Kennen Sie noch den Spruch vom Unterschied zwischen sizilianischen und französischen Weinen? Nein? Also: Im Sizilianer hats keinen Franzosen. Das Bonmot entstand wohl in den 1960er-Jahren. «Ein Kollege von mir stand damals am Strand im Süden der Insel und sah da vermeintliche Ölrohre, die ins Meer hinausführten», erzählt der Vinum-Weinjournalist Christian Eder. «Doch die Rohre entpuppten sich als Wein-Pipelines. Durch diese floss Wein direkt von den Kellereien auf Tankschiffe.» Die Tankschiffe wiederum versorgten Kellereien in halb Europa mit der sogenannten «Kellermedizin». Diese Medizin war dazu gedacht, mittelmässigen Rebensäften auf die Beine zu helfen.

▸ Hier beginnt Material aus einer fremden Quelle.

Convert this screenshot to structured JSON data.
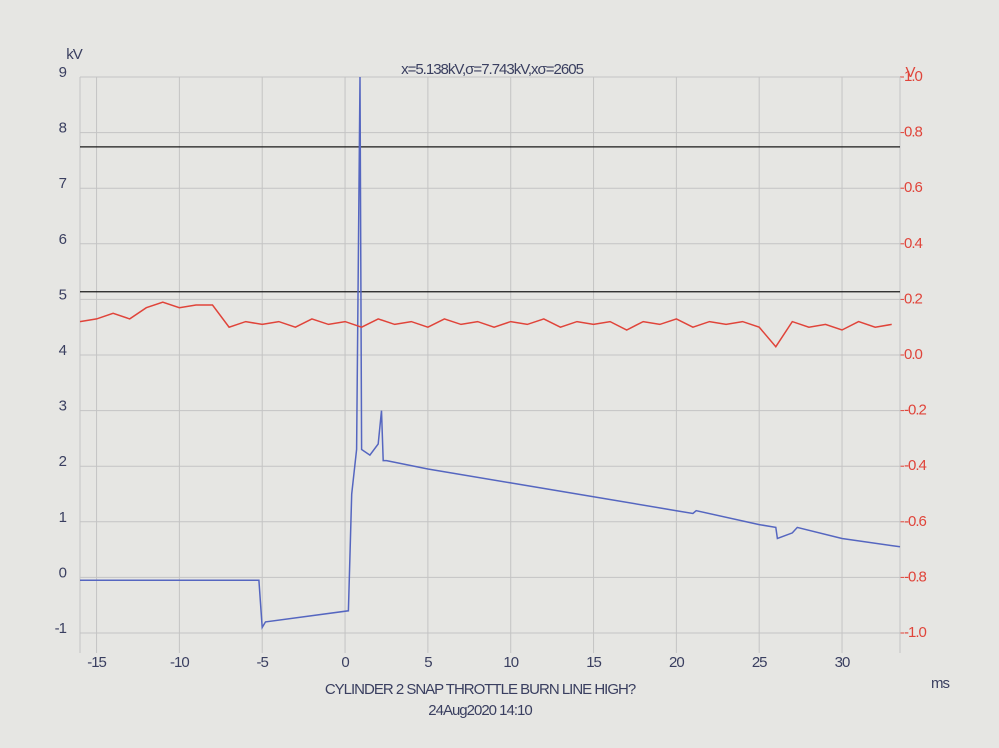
{
  "chart_data": {
    "type": "line",
    "title": "x=5.138kV,σ=7.743kV,xσ=2605",
    "y_label": "kV",
    "y2_label": "V",
    "x_label": "ms",
    "caption": "CYLINDER 2 SNAP THROTTLE BURN LINE HIGH?",
    "timestamp": "24Aug2020 14:10",
    "xlim": [
      -16,
      33.5
    ],
    "xticks": [
      -15,
      -10,
      -5,
      0,
      5,
      10,
      15,
      20,
      25,
      30
    ],
    "ylim": [
      -1,
      9
    ],
    "yticks": [
      -1,
      0,
      1,
      2,
      3,
      4,
      5,
      6,
      7,
      8,
      9
    ],
    "y2lim": [
      -1,
      1
    ],
    "y2ticks": [
      {
        "value": -1,
        "label": "-1.0"
      },
      -0.8,
      -0.6,
      -0.4,
      -0.2,
      {
        "value": 0,
        "label": "0.0"
      },
      0.2,
      0.4,
      0.6,
      0.8,
      {
        "value": 1,
        "label": "1.0"
      }
    ],
    "grid": true,
    "cursors": [
      7.743,
      5.138
    ],
    "cursor_color": "#1a1a1a",
    "series": [
      {
        "color": "#5566c0",
        "x": [
          -16,
          -5.2,
          -5,
          -4.8,
          0.2,
          0.4,
          0.7,
          0.9,
          1.0,
          1.5,
          2.0,
          2.2,
          2.3,
          2.5,
          5,
          10,
          15,
          20,
          21,
          21.2,
          25,
          26,
          26.1,
          27,
          27.3,
          30,
          33.5
        ],
        "values": [
          -0.05,
          -0.05,
          -0.9,
          -0.8,
          -0.6,
          1.5,
          2.3,
          9,
          2.3,
          2.2,
          2.4,
          3.0,
          2.1,
          2.1,
          1.95,
          1.7,
          1.45,
          1.2,
          1.15,
          1.2,
          0.95,
          0.9,
          0.7,
          0.8,
          0.9,
          0.7,
          0.55
        ]
      },
      {
        "color": "#e0443a",
        "axis": "y2",
        "x": [
          -16,
          -15,
          -14,
          -13,
          -12,
          -11,
          -10,
          -9,
          -8,
          -7,
          -6,
          -5,
          -4,
          -3,
          -2,
          -1,
          0,
          1,
          2,
          3,
          4,
          5,
          6,
          7,
          8,
          9,
          10,
          11,
          12,
          13,
          14,
          15,
          16,
          17,
          18,
          19,
          20,
          21,
          22,
          23,
          24,
          25,
          26,
          27,
          28,
          29,
          30,
          31,
          32,
          33
        ],
        "values": [
          0.12,
          0.13,
          0.15,
          0.13,
          0.17,
          0.19,
          0.17,
          0.18,
          0.18,
          0.1,
          0.12,
          0.11,
          0.12,
          0.1,
          0.13,
          0.11,
          0.12,
          0.1,
          0.13,
          0.11,
          0.12,
          0.1,
          0.13,
          0.11,
          0.12,
          0.1,
          0.12,
          0.11,
          0.13,
          0.1,
          0.12,
          0.11,
          0.12,
          0.09,
          0.12,
          0.11,
          0.13,
          0.1,
          0.12,
          0.11,
          0.12,
          0.1,
          0.03,
          0.12,
          0.1,
          0.11,
          0.09,
          0.12,
          0.1,
          0.11
        ]
      }
    ]
  }
}
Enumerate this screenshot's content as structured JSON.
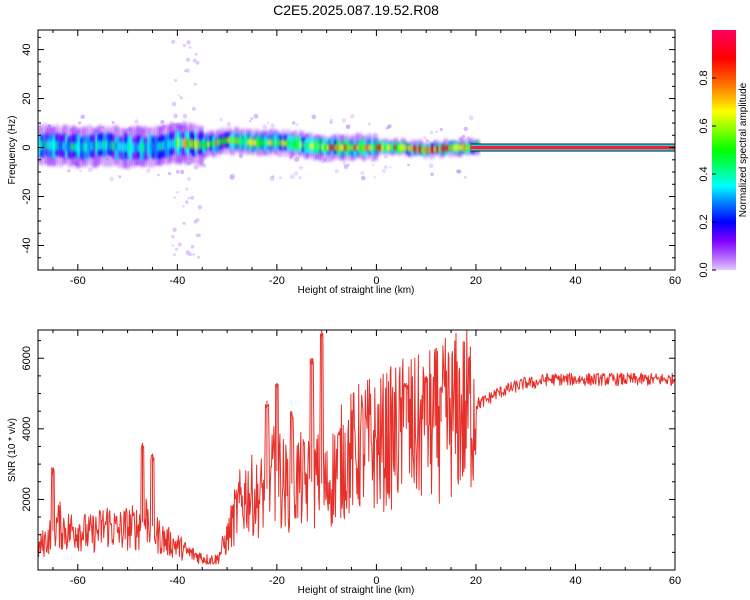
{
  "title": "C2E5.2025.087.19.52.R08",
  "colors": {
    "snr_line": "#e8302a",
    "colormap": [
      "#e6c8ff",
      "#b86cff",
      "#8000ff",
      "#0000ff",
      "#0080ff",
      "#00ffff",
      "#00ff80",
      "#00ff00",
      "#80ff00",
      "#ffff00",
      "#ff8000",
      "#ff0000",
      "#ff0060"
    ]
  },
  "chart_data": [
    {
      "type": "heatmap",
      "name": "spectrogram",
      "xlabel": "Height of straight line (km)",
      "ylabel": "Frequency (Hz)",
      "xlim": [
        -68,
        60
      ],
      "ylim": [
        -50,
        48
      ],
      "xticks": [
        -60,
        -40,
        -20,
        0,
        20,
        40,
        60
      ],
      "yticks": [
        -40,
        -20,
        0,
        20,
        40
      ],
      "ridge": [
        {
          "x": -66,
          "y": 1
        },
        {
          "x": -60,
          "y": 0
        },
        {
          "x": -55,
          "y": 1
        },
        {
          "x": -50,
          "y": 0
        },
        {
          "x": -45,
          "y": 0
        },
        {
          "x": -40,
          "y": 2
        },
        {
          "x": -35,
          "y": 1
        },
        {
          "x": -30,
          "y": 3
        },
        {
          "x": -25,
          "y": 2
        },
        {
          "x": -20,
          "y": 2
        },
        {
          "x": -15,
          "y": 1
        },
        {
          "x": -10,
          "y": 0
        },
        {
          "x": -5,
          "y": 0
        },
        {
          "x": 0,
          "y": 0
        },
        {
          "x": 5,
          "y": 0
        },
        {
          "x": 10,
          "y": -1
        },
        {
          "x": 15,
          "y": 0
        },
        {
          "x": 20,
          "y": 0
        },
        {
          "x": 60,
          "y": 0
        }
      ],
      "colorbar": {
        "label": "Normalized spectral amplitude",
        "ticks": [
          "0.0",
          "0.2",
          "0.4",
          "0.6",
          "0.8"
        ],
        "tick_values": [
          0,
          0.2,
          0.4,
          0.6,
          0.8
        ],
        "range": [
          0,
          1
        ]
      }
    },
    {
      "type": "line",
      "name": "snr",
      "xlabel": "Height of straight line (km)",
      "ylabel": "SNR (10 * v/v)",
      "xlim": [
        -68,
        60
      ],
      "ylim": [
        0,
        6800
      ],
      "xticks": [
        -60,
        -40,
        -20,
        0,
        20,
        40,
        60
      ],
      "yticks": [
        2000,
        4000,
        6000
      ],
      "series": [
        {
          "color": "#e8302a",
          "x": [
            -68,
            -66,
            -64,
            -62,
            -60,
            -58,
            -56,
            -54,
            -52,
            -50,
            -48,
            -46,
            -44,
            -42,
            -40,
            -38,
            -36,
            -34,
            -32,
            -30,
            -28,
            -26,
            -24,
            -22,
            -20,
            -18,
            -16,
            -14,
            -12,
            -10,
            -8,
            -6,
            -4,
            -2,
            0,
            2,
            4,
            6,
            8,
            10,
            12,
            14,
            16,
            18,
            20,
            22,
            24,
            26,
            28,
            30,
            32,
            34,
            36,
            38,
            40,
            42,
            44,
            46,
            48,
            50,
            52,
            54,
            56,
            58,
            60
          ],
          "y": [
            600,
            900,
            1300,
            1100,
            1200,
            1000,
            1100,
            1300,
            1100,
            1200,
            1200,
            1500,
            1000,
            800,
            700,
            500,
            400,
            300,
            300,
            900,
            1700,
            2200,
            2000,
            2300,
            2800,
            2300,
            2600,
            2400,
            2600,
            2300,
            2900,
            3200,
            3400,
            3600,
            3500,
            3700,
            3800,
            4000,
            3900,
            4100,
            4100,
            4300,
            4400,
            4500,
            4700,
            4800,
            5000,
            5100,
            5200,
            5300,
            5300,
            5400,
            5400,
            5400,
            5400,
            5400,
            5400,
            5400,
            5400,
            5400,
            5400,
            5400,
            5400,
            5400,
            5400
          ],
          "peaks": [
            {
              "x": -65,
              "y": 2900
            },
            {
              "x": -47,
              "y": 3600
            },
            {
              "x": -45,
              "y": 3300
            },
            {
              "x": -22,
              "y": 4800
            },
            {
              "x": -20,
              "y": 5300
            },
            {
              "x": -17,
              "y": 4500
            },
            {
              "x": -13,
              "y": 6000
            },
            {
              "x": -11,
              "y": 6800
            },
            {
              "x": 6,
              "y": 5300
            },
            {
              "x": 10,
              "y": 5500
            },
            {
              "x": 13,
              "y": 5200
            }
          ]
        }
      ]
    }
  ]
}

Tempi passati. Inzwischen verkaufen die Sizilianer ihre Weine unter eigenen Namen, denn die 1980er-Jahre brachten einen Quantensprung. «Innovative Winzer gründeten nicht nur neue Weinhäuser, die heute wichtig sind. Sie brachten auch Sorten wie Merlot, Syrah oder Cabernet Sauvignon auf die Insel», weiss Eder. Diese Sorten gedeihen optimal. Doch wenn etwas in Sizilien Bestand hat, dann ist es die Veränderung und in den 90er-Jahren gab es eine Rückbesinnung auf die eigenen Wurzeln. «Die Traubensorte Nero d’Avola kannte man ja schon, aber dann wiederbelebte man den Anbau mit den weissen Sorten wie beispielsweise Inzolia, Cataratto, Grillo oder Grecanico.» Bei den Roten sind diese Wurzeln die burgunderähnlichen Frappato oder – etwa am Ätna, wo der Anbau bis auf 1100 Meter hinauf geht – die Nerello Mascalese oder die Nerello Cappuccio. Ganz in der Tradition Siziliens kommen einige dieser Sorten rein und unverschnitten auf den Markt. Denkt der Mitteleuropäer an Sizilien, tauchen vor seinem geistigen Auge reflexartig Bilder aus Mafia-Filmen auf. Eder winkt ab. «Im Weingeschäft ist heute nur noch wenig zu verdienen. Meine Freunde auf Sizilien sagen alle, dass die Mafia a) nicht mehr auf der Insel und b) schon gar nicht mit Wein das grosse Geld macht.» Sauberer Weinhandel und reiner Wein also, denn Sizilien hat bereits zum nächsten Quantensprung angesetzt, hin zur Regionalität und hin zu Bio. «Viele Winzer suchen im Massenmarkt die Nischen. Sie keltern mit kleinen Mengen und mit Traubensorten, welche schon zu römischen Zeiten bekannt waren und möglicherweise von den Griechen stammen», so Eder. Sizilien war im Altertum ja eine griechische Kolonie.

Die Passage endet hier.